The Salt Of Deformation (KLEIN Klein 05 / TUBAPEDE) is another great LP featuring the superb Dan Peck and his tuba, this time teamed up with the Belgian player Joachim Badenhorst with his bass clarinet. I’ve had a lot of time for Peck’s basso-profundo resonant growls ever since we heard the classic 2009 LP Acid Soil by the Dan Peck Trio, surpassed narrowly by his “acoustic doom metal” project The Gate. Recently I had to put Nick Hoffmann right on Twitter, when he casually asked “why no tuba improvisers?” (Other acceptable replies he received pointed him towards Robin Hayward.) Peck and Badenhorst met up in 2009 and formed this duo in 2013, sharing common interests in improv and classical music, and composing new works for their chosen instruments – a task which Welsh genius Rhodri Davies has had to take on also, finding very little in the way of modern avant-garde music scored for the harp.

Given the nature of said instruments in this instance, The Salt Of Deformation naturally exhibits a whole bundle of long deep tones which produce much vibrant rattling and resonating. Their sound fills up the room in 0-60 seconds (your mileage may vary), and the substance it fills it up with is not unlike a form of solid tapioca you could swim inside. But this fanciful image may overlook the precision with which Peck and Badenhorst deliver each measured puff, an attention to craft which gives every note a very specific weight and gravity. Each note hits the target, they land right in the pocket, but instead of firing arrows from a crossbow these two fellows are hurling lead spheres in slow motion, like shot putters who have turned that idiotic sport into a cross between performance art and ballet.
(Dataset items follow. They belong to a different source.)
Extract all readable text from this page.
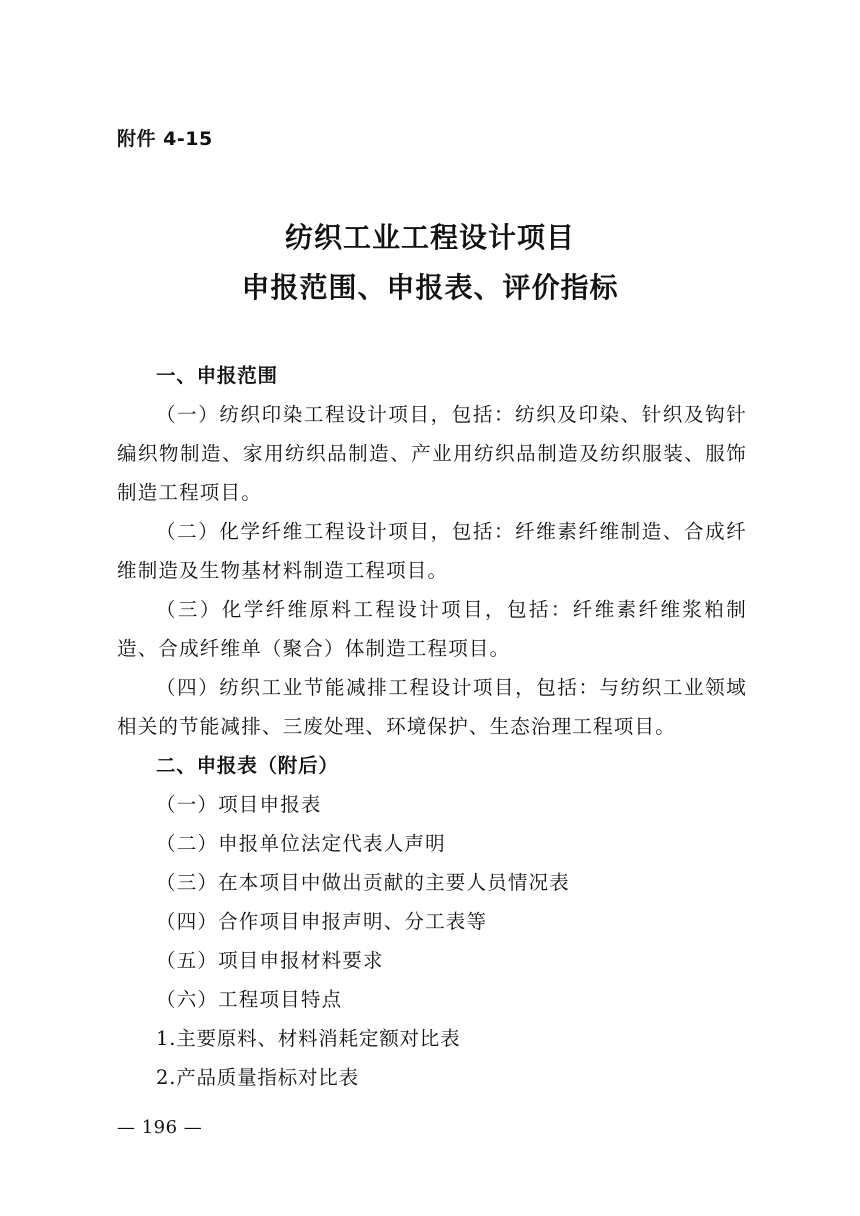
附件 4-15
纺织工业工程设计项目
申报范围、申报表、评价指标

一、申报范围

（一）纺织印染工程设计项目，包括：纺织及印染、针织及钩针编织物制造、家用纺织品制造、产业用纺织品制造及纺织服装、服饰制造工程项目。

（二）化学纤维工程设计项目，包括：纤维素纤维制造、合成纤维制造及生物基材料制造工程项目。

（三）化学纤维原料工程设计项目，包括：纤维素纤维浆粕制造、合成纤维单（聚合）体制造工程项目。

（四）纺织工业节能减排工程设计项目，包括：与纺织工业领域相关的节能减排、三废处理、环境保护、生态治理工程项目。

二、申报表（附后）

（一）项目申报表

（二）申报单位法定代表人声明

（三）在本项目中做出贡献的主要人员情况表

（四）合作项目申报声明、分工表等

（五）项目申报材料要求

（六）工程项目特点

1.主要原料、材料消耗定额对比表

2.产品质量指标对比表

— 196 —
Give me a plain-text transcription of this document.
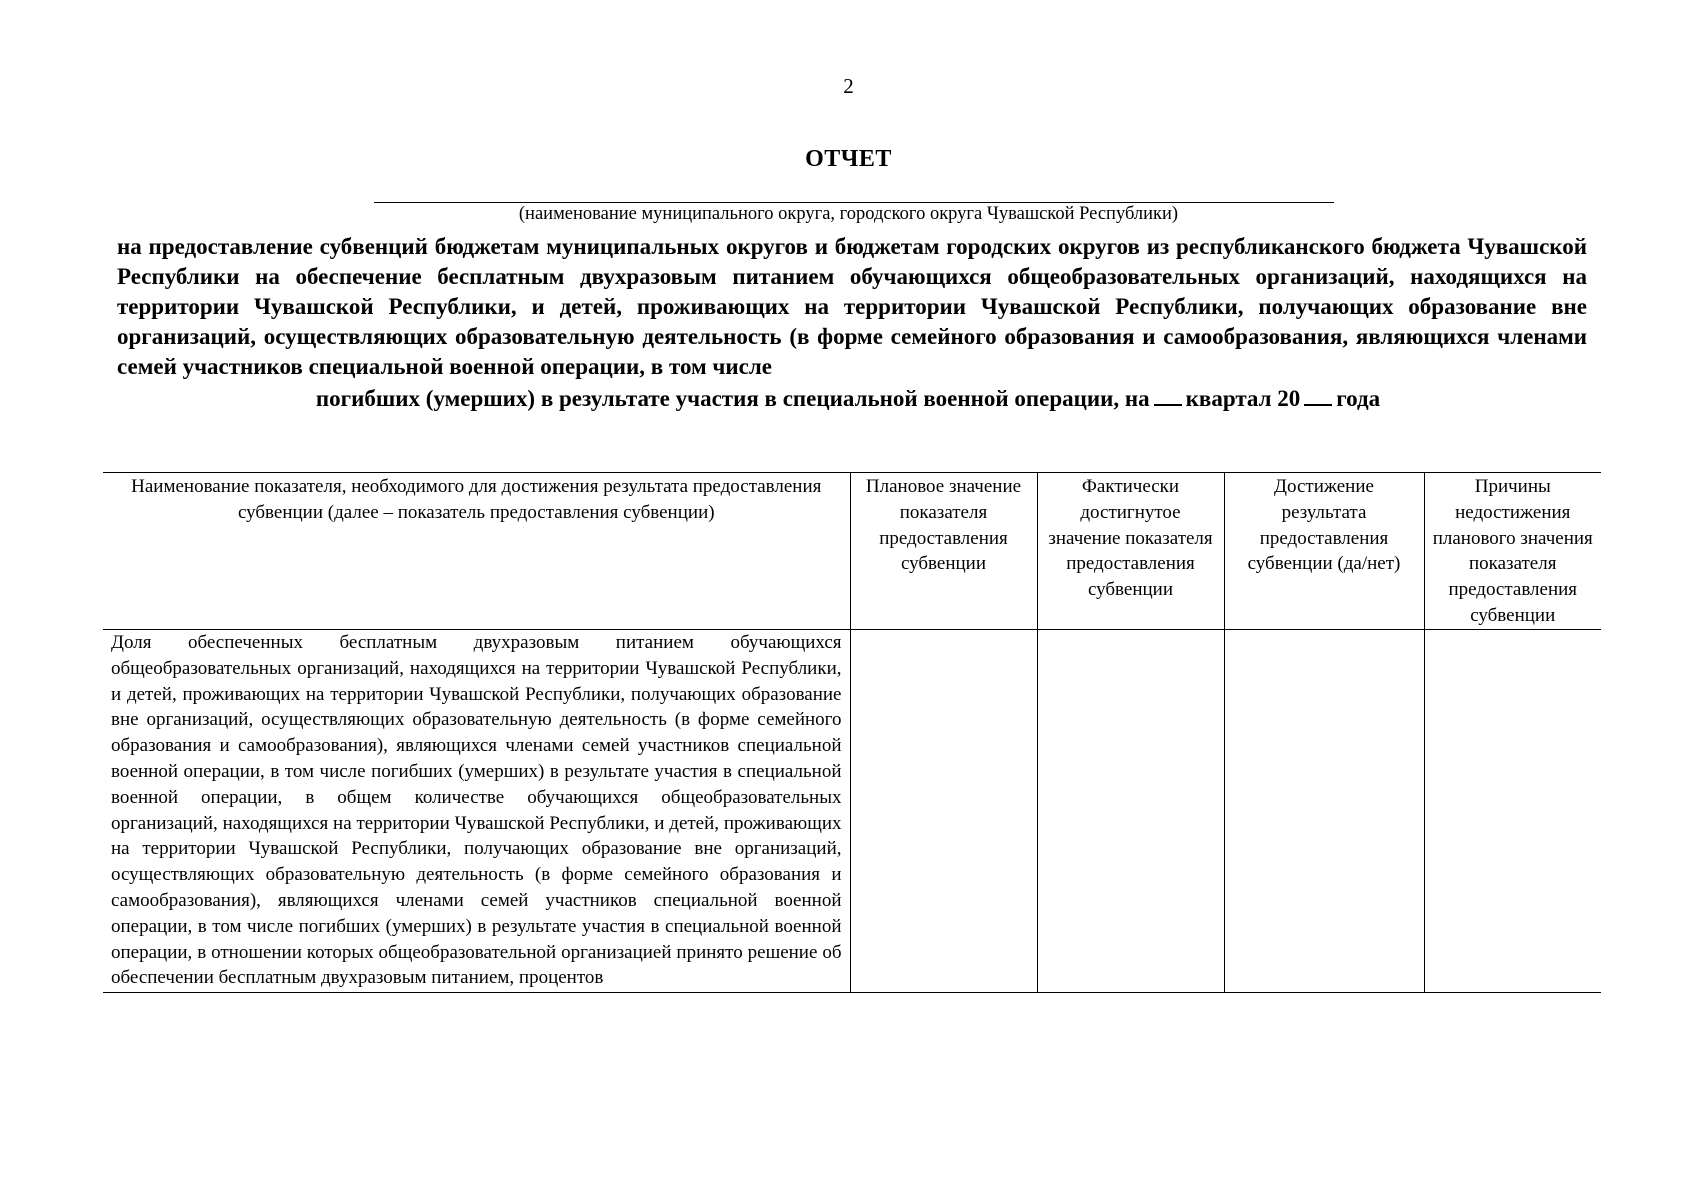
2
ОТЧЕТ
(наименование муниципального округа, городского округа Чувашской Республики)
на предоставление субвенций бюджетам муниципальных округов и бюджетам городских округов из республиканского бюджета Чувашской Республики на обеспечение бесплатным двухразовым питанием обучающихся общеобразовательных организаций, находящихся на территории Чувашской Республики, и детей, проживающих на территории Чувашской Республики, получающих образование вне организаций, осуществляющих образовательную деятельность (в форме семейного образования и самообразования, являющихся членами семей участников специальной военной операции, в том числе
погибших (умерших) в результате участия в специальной военной операции, на квартал 20 года
Наименование показателя, необходимого для достижения результата предоставления субвенции (далее – показатель предоставления субвенции)	Плановое значение показателя предоставления субвенции	Фактически достигнутое значение показателя предоставления субвенции	Достижение результата предоставления субвенции (да/нет)	Причины недостижения планового значения показателя предоставления субвенции
Доля обеспеченных бесплатным двухразовым питанием обучающихся общеобразовательных организаций, находящихся на территории Чувашской Республики, и детей, проживающих на территории Чувашской Республики, получающих образование вне организаций, осуществляющих образовательную деятельность (в форме семейного образования и самообразования), являющихся членами семей участников специальной военной операции, в том числе погибших (умерших) в результате участия в специальной военной операции, в общем количестве обучающихся общеобразовательных организаций, находящихся на территории Чувашской Республики, и детей, проживающих на территории Чувашской Республики, получающих образование вне организаций, осуществляющих образовательную деятельность (в форме семейного образования и самообразования), являющихся членами семей участников специальной военной операции, в том числе погибших (умерших) в результате участия в специальной военной операции, в отношении которых общеобразовательной организацией принято решение об обеспечении бесплатным двухразовым питанием, процентов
So much for the quality of the respective tones. The music itself is deliciously gloomy without being fusty, suggesting the creaks of age on an old-time sailing ship or well-seasoned beams in an old wooden house while friendly spooks tramp about upstairs. Many cuts feel like ancient rituals of some sort, primitive prayers that are little more than despairing groans to an unheeding deity which our ancestors may once have uttered. Indeed ‘Broken Stop’ is described by the press notes as following a “quasi-medieval chant form”, an analogy which makes sense to me. The sound of monks at prayer rendered as woodwind and brass; all we need to complete this conceit is for these two to record a set of Phurpa cover versions, or vice versa. However, in pursuing that line of speculation, we may simply be taking a cue from the cover art; that vague shape to the right of the tree trunk might be a sinister cowled figure escaped from a monastery of the bizarre.

Click on to ‘Aders’ if you want to hear an actual human voice alongside these sonorous puffs. On it, Badenhorst is reciting a poem in Flemish, getting back to his origins as a Flam or Floon. This is eight minutes of slowly measured cryptical hell doled out by the teaspoon; Joy Division-styled lyrics set to a deconstructed Morton Feldman composition, and sung in a deathly-pale recit by an unplugged Xasthur. Plus it has Evan Parker-like circular trills adorning the surface in places, but this evil birdsong effect does nothing to lighten the grim mood. ‘Aders’ is but one stand-out on this strong LP of black sludgy drone. Recommended! Many thanks to Dan for sending this…from 18 March 2016.